Georg Katzers „Medea
in Korinth“: eine schnelle Komposition. Foto: Th.
Otto
nmz: „Medea in Korinth“ ist ein Auftragswerk
der Berliner Singakademie. Von daher waren die Mittel und Möglichkeiten
ziemlich klar definiert. Der Gegenstand selbst bietet aber ein ungeheuer
dramatisches Potenzial, das auf einer Bühne darzustellen noch
komplexer hätte werden können. Waren Sie je versucht von
dem Gedanken, dass aus „Medea“ auch eine Oper hätte
werden können? Katzer: Ich sehe es auch als eine Opernmöglichkeit.
Nachdem ich das Libretto gelesen und analysiert hatte, bin ich sogar
davon ausgegangen, daß es sich um ein Opernsujet handelt.

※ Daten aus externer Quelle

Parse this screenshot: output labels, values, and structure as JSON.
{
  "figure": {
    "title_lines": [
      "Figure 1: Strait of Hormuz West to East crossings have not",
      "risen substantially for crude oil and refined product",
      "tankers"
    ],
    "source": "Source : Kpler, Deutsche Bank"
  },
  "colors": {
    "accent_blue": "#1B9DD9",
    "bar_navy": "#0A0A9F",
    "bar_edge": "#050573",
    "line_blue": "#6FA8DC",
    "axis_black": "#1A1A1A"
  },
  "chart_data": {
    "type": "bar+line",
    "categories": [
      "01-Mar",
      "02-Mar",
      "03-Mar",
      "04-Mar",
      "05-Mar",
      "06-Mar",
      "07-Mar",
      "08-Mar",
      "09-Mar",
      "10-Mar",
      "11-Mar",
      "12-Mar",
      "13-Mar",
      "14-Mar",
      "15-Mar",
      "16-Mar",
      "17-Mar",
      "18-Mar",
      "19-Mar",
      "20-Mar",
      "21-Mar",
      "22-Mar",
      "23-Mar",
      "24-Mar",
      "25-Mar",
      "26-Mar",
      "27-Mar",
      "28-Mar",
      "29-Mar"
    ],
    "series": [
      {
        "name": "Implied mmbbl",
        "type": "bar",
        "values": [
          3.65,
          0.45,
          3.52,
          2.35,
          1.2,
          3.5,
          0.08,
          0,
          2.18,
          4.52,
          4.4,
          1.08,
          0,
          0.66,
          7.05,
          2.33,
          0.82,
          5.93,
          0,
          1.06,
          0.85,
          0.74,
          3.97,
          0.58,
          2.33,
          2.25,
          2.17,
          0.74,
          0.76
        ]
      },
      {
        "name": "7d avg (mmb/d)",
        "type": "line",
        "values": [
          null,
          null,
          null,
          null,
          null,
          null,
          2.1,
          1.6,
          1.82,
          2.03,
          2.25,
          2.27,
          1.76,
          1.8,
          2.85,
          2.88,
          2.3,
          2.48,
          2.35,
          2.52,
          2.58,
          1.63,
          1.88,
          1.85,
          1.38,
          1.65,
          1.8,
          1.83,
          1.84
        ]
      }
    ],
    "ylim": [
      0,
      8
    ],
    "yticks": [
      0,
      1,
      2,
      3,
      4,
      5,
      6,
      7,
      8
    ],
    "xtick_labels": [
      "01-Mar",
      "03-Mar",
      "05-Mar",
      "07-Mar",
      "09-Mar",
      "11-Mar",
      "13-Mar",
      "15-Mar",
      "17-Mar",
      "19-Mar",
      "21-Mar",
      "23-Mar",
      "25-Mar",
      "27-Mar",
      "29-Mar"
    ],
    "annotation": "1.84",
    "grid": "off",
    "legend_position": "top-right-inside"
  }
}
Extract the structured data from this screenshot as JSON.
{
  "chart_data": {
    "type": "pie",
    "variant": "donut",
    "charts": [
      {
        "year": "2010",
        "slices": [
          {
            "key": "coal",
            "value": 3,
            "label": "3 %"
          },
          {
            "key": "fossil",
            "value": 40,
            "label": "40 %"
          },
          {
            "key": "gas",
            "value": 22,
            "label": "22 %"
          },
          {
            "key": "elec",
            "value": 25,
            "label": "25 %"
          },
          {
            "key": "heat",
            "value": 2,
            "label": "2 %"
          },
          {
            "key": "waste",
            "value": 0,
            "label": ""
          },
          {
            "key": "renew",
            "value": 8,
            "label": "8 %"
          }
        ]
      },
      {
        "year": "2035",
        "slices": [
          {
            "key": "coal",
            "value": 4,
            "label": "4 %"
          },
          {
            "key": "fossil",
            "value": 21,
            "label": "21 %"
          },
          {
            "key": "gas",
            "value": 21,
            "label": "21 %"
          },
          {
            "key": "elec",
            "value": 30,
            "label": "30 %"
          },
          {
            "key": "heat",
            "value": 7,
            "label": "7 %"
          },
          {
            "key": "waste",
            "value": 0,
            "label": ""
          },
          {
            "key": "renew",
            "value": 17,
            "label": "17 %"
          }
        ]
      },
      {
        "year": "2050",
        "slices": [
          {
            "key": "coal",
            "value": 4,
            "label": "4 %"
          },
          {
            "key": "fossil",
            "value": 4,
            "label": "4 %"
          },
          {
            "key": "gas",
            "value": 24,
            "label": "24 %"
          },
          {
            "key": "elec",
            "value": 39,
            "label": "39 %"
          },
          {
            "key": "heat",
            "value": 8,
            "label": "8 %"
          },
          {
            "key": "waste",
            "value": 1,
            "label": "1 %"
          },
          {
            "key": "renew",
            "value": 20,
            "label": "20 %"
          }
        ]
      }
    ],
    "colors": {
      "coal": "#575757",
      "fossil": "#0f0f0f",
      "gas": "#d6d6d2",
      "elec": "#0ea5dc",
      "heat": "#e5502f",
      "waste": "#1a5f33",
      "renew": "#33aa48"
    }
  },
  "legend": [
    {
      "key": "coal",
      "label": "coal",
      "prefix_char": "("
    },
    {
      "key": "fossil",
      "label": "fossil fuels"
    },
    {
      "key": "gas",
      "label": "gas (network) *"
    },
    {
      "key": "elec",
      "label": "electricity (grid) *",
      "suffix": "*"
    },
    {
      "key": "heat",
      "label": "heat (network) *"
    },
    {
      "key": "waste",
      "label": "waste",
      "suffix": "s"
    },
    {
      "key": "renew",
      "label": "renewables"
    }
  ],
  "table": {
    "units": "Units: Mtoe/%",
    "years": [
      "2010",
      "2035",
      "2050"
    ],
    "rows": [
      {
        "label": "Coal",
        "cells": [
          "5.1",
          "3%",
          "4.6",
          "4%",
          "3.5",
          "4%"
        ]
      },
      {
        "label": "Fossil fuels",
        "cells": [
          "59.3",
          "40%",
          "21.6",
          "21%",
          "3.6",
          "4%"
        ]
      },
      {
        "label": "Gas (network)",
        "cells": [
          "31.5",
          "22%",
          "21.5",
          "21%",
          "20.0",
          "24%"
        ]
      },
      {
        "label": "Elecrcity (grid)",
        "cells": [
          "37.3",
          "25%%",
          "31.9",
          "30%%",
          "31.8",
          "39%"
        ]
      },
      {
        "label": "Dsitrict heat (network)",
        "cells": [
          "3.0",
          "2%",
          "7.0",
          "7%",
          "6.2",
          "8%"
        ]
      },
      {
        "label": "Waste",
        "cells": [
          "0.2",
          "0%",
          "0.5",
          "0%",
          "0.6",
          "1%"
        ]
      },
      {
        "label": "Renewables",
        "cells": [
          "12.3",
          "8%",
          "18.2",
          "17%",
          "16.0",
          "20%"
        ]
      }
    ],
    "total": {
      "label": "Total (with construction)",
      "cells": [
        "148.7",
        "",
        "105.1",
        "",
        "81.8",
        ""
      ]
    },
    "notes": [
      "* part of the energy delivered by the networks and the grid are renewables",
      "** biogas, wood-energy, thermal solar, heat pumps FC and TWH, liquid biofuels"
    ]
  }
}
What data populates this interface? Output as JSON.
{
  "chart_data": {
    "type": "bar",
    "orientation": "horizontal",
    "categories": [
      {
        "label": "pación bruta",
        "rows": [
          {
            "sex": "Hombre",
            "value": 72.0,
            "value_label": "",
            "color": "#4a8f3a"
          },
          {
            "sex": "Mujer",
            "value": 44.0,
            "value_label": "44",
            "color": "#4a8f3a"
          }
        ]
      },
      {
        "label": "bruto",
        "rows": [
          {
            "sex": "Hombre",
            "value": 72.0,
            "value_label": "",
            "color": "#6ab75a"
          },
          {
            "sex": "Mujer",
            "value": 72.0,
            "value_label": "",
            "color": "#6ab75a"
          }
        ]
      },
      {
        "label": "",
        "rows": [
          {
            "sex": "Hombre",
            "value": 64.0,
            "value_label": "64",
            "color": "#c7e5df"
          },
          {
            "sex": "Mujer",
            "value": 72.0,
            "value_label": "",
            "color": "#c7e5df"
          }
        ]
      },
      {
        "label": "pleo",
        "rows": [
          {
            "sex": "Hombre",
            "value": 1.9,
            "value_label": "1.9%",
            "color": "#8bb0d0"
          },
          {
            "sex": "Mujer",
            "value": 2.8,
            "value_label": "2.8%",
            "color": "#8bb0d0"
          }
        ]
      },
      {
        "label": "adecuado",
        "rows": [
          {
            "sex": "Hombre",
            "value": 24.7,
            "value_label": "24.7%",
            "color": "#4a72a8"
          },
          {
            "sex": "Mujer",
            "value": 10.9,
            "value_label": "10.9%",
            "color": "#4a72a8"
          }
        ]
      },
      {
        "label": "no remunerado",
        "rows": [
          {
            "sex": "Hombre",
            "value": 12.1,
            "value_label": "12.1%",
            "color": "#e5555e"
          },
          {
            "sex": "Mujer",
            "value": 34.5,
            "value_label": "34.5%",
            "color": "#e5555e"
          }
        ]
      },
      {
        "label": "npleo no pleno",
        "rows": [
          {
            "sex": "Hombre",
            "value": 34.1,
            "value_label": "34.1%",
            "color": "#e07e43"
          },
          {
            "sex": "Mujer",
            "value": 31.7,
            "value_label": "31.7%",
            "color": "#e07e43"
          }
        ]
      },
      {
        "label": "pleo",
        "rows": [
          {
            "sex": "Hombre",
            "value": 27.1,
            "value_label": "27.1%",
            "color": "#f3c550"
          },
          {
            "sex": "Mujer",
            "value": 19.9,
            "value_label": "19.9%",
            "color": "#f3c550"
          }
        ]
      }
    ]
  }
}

Nun gibt es im Berliner Konzerthaus nicht die Möglichkeit,
so etwas szenisch aufzuführen. Aber es wäre für mich
durchaus denkbar, diesen Stoff auch auf eine Opernbühne zu
bringen. Ich müsste da nicht mal viel dran machen. Ich habe
auch optische Vorstellungen – nur ein Theater dafür habe
ich noch nicht...
nmz: In den großen Oratorien wie auch in den Passionen
oder der frühen Barockoper wird in der Werkstruktur die Rolle
des Rezitativs dadurch gekennzeichnet, dass es den Handlungsstrang
vorantreibt. Es erzählt die Geschichte. Bei Ihnen kommt das
Rezitativ als solches nicht vor. Stattdessen haben Sie den Sprecher
als Erzähler in Anlehnung an die Tradition der antiken Tragödie,
und auch den Chor als Erzähler und Kommentator eingebaut. Geschah
dies auf die Textvorlage Christa Wolfs hin? Katzer: Das ist ganz eindeutig. Das Libretto sagt über
die Rolle des Sprechers ganz klar aus, dass er eine agierende Person
und keine reflektierende oder berichtende Person ist. Dass es auch
Berichtspassagen gibt, ändert nichts daran, dass es beim Sprecher
um eine Figur geht, die gleichberechtigt neben den anderen dramatischen
Figuren steht.
nmz: Was hat Sie gehindert, die Rolle des Erzählers
als Gesangsstimme anzulegen? Katzer: Nichts, aber ich wollte so eine Rolle drin haben.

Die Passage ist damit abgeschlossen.